Which is not contradicting the evolutionary explanation, nor denying that a lot of benevolent behavior actually invites reciprocation which ultimately benefits the do-gooder. Sure it does; that is why evolution allowed this trait to exist. But a person who would do good only in situations where they predict a mutually beneficial exchange, would probably miss many non-obvious opportunities. (So could a sufficiently smart person update on this, and strategically keep doing good even when the benefits are not obvious? Sure they could; but an easier way for evolution to achieve the same outcome is to create a person who simply wants to do good.) It still makes sense to study the evolutionary perspective, because it can tell us which situations are more likely to trigger the urge to do good, etc. We just shouldn’t confuse “they do it because (evolutionary reason)” with “they do it because (mental process)”. Just like there is “sex because copying genes” vs “sex because it feels good”, there is “benevolence because coalitions and signaling” vs “benevolence because I love my neighbor”.

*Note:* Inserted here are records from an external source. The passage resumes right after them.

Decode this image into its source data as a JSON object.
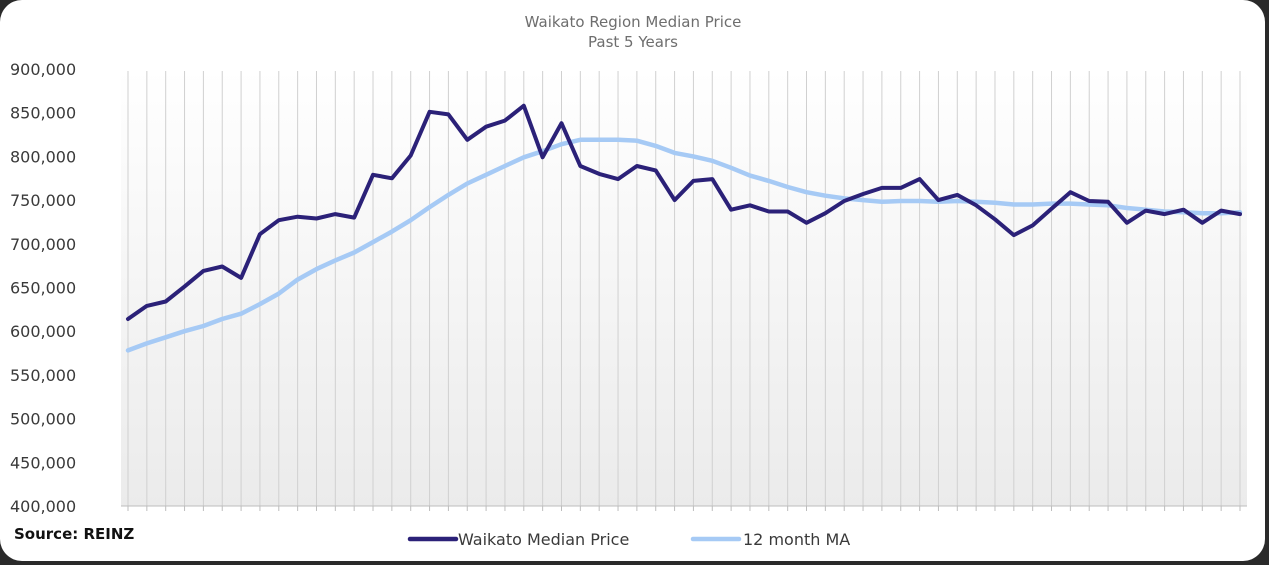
{
  "chart_data": {
    "type": "line",
    "title": "Waikato Region Median Price",
    "subtitle": "Past 5 Years",
    "xlabel": "",
    "ylabel": "",
    "ylim": [
      400000,
      900000
    ],
    "yticks": [
      "900,000",
      "850,000",
      "800,000",
      "750,000",
      "700,000",
      "650,000",
      "600,000",
      "550,000",
      "500,000",
      "450,000",
      "400,000"
    ],
    "ytick_values": [
      900000,
      850000,
      800000,
      750000,
      700000,
      650000,
      600000,
      550000,
      500000,
      450000,
      400000
    ],
    "grid": "vertical",
    "legend_position": "bottom",
    "series": [
      {
        "name": "Waikato Median Price",
        "color": "#2b2178",
        "values": [
          614000,
          629000,
          634000,
          651000,
          669000,
          674000,
          661000,
          711000,
          727000,
          731000,
          729000,
          734000,
          730000,
          779000,
          775000,
          801000,
          851000,
          848000,
          819000,
          834000,
          841000,
          858000,
          799000,
          838000,
          789000,
          780000,
          774000,
          789000,
          784000,
          750000,
          772000,
          774000,
          739000,
          744000,
          737000,
          737000,
          724000,
          735000,
          749000,
          757000,
          764000,
          764000,
          774000,
          750000,
          756000,
          744000,
          728000,
          710000,
          721000,
          740000,
          759000,
          749000,
          748000,
          724000,
          738000,
          734000,
          739000,
          724000,
          738000,
          734000
        ]
      },
      {
        "name": "12 month MA",
        "color": "#a6caf5",
        "values": [
          578000,
          586000,
          593000,
          600000,
          606000,
          614000,
          620000,
          631000,
          643000,
          659000,
          671000,
          681000,
          690000,
          702000,
          714000,
          727000,
          742000,
          756000,
          769000,
          779000,
          789000,
          799000,
          806000,
          814000,
          819000,
          819000,
          819000,
          818000,
          812000,
          804000,
          800000,
          795000,
          787000,
          778000,
          772000,
          765000,
          759000,
          755000,
          752000,
          750000,
          748000,
          749000,
          749000,
          748000,
          749000,
          748000,
          747000,
          745000,
          745000,
          746000,
          746000,
          745000,
          744000,
          741000,
          739000,
          737000,
          736000,
          735000,
          735000,
          736000
        ]
      }
    ],
    "source": "Source: REINZ"
  }
}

Then there is this further complication that some people do not feel the urge to do good, like never, at all. Well, yeah, they don’t; but this is a fact about them, not necessarily some “deep truth” about the rest of humanity. (Just like the fact that some people are asexual, doesn’t mean that the rest of us don’t “truly” enjoy sex. Or the fact that some people are colorblind doesn’t mean that when the others talk about colors, they merely engage in some socially enforced mutual deception.) For the rest of us, the urge to do good is turned on and off depending on our mood, circumstances, etc. Yes, this is all true; but again, just because we don’t feel an emotion 24 hours a day, doesn’t make it “not real”.
The thing with an identity of “good person” is tricky. If one believes that people are either inherently good or inherently evil, then classifying yourself as inherently good is more healthy than classifying yourself as inherently evil. But the problem is that these are both poor choices. Also, we are often classified by others. In your example with “white fragility”, well, if you happen to live in an environment where people label others as “racists” and “non-racists”, and then insist that the racists must be punished, it obviously makes sense to insist that you are a non-racist, regardless of the facts. You are just trying to avoid the likely punishment.
But it is true that identifying as a “good person” puts an emphasis on what you “are”, instead of what you do, which seems like a wrong perspective. (If what you “are” is just a sum of what you do, then it gets it completely wrong. But even if what you are is a generator of what you do, still, considering the human propensity for self-deception, it would be better to judge the generator by its actual outputs, rather than by advertising. In reality, it is probably somewhere in between: your mental setting shapes your actions, and is in turn shaped by them.) Also, seeing yourself as a “good person” may reflect your lack of ability to notice your demons. And making it a part of your identity may prevent you from noticing them later. A better approach would be something like “I am an ambiguous person, and sometimes I try to do good, and sometimes I wish I would do more good”.